While patient safety is the chief concern at hospitals, finances are another major factor. If the mobile devices reduce the amount of medicine mix-ups, they will concurrently reduce the incidences and expenses of malpractice suits and insurance. Also, when mobile devices are used at the bedside, charges for services are more accurately tracked. "When the doctor orders medication, that data goes to both the pharmacy and the billing department," says Motion Computing's Spagnola. "The appropriate charge is being captured and, at the same time, paper and additional data entry are eliminated."
Another example of mobile devices making their way beyond the admitting station is patient data capture in the exam room. Spagnola said a Mobile Computing healthcare customer uses a PC tablet to capture information, and software will generate a report for the doctor. "The software organizes and interprets the data," Spagnola says. "It not only helps the doctor diagnose a patient's condition, but if the patient is eligible for a new drug trial, the software lets the doctor know. The tablet PC helped increase the number of people who took advantage of the trial."

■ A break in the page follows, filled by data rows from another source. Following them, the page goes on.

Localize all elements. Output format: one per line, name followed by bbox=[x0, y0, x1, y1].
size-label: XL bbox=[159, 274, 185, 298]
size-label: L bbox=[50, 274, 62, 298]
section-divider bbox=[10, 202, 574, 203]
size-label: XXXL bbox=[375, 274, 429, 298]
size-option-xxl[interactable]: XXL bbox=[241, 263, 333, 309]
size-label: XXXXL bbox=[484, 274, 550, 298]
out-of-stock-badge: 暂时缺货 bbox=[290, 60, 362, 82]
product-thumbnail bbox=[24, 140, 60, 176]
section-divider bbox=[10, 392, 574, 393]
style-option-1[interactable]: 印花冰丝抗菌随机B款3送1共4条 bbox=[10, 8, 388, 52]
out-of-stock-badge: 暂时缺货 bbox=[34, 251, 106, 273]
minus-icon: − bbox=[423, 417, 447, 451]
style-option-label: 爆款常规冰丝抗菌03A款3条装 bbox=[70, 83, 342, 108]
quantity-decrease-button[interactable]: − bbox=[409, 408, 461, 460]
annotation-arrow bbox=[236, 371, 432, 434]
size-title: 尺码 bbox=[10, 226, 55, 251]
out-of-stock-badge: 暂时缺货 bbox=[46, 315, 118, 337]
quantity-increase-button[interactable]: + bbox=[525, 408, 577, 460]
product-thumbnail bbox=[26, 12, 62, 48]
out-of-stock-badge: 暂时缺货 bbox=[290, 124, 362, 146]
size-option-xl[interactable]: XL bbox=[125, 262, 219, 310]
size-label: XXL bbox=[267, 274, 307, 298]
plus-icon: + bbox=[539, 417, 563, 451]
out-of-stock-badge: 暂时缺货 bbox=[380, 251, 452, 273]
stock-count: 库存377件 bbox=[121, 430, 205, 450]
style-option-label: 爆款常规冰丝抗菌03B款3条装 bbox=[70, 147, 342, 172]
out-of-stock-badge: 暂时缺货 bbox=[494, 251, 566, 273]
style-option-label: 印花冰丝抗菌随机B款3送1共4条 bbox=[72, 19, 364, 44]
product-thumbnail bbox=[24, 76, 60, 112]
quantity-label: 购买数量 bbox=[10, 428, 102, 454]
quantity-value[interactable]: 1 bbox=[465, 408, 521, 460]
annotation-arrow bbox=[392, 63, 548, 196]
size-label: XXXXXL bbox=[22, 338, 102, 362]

Anticipated Trends In Mobile Healthcare
The trend of healthcare data collection becoming more mobile is certain to continue. "Four years ago you couldn't make an application mobile without doing a lot of work," says InfoLogix' Hodge. "Now vendors realize the end user benefits of mobility, and they design applications to work on mobile devices' small screens. The people running the hospital see the benefits, too, and want more mobile-centric technology."
Also sparking an increase in mobile solutions is the rapidly dropping cost of hardware, says Mobile Computing's Bowman. "When we look at numbers for our own solutions, it costs 20% of what it did two years ago to deploy a wireless system," he says. "The cost of hardware is almost as low as it will ever be - about $200 for a pocket PC with a Wi-Fi (wireless fidelity) card. Future devices will have more memory and software, but the cost won't go much lower."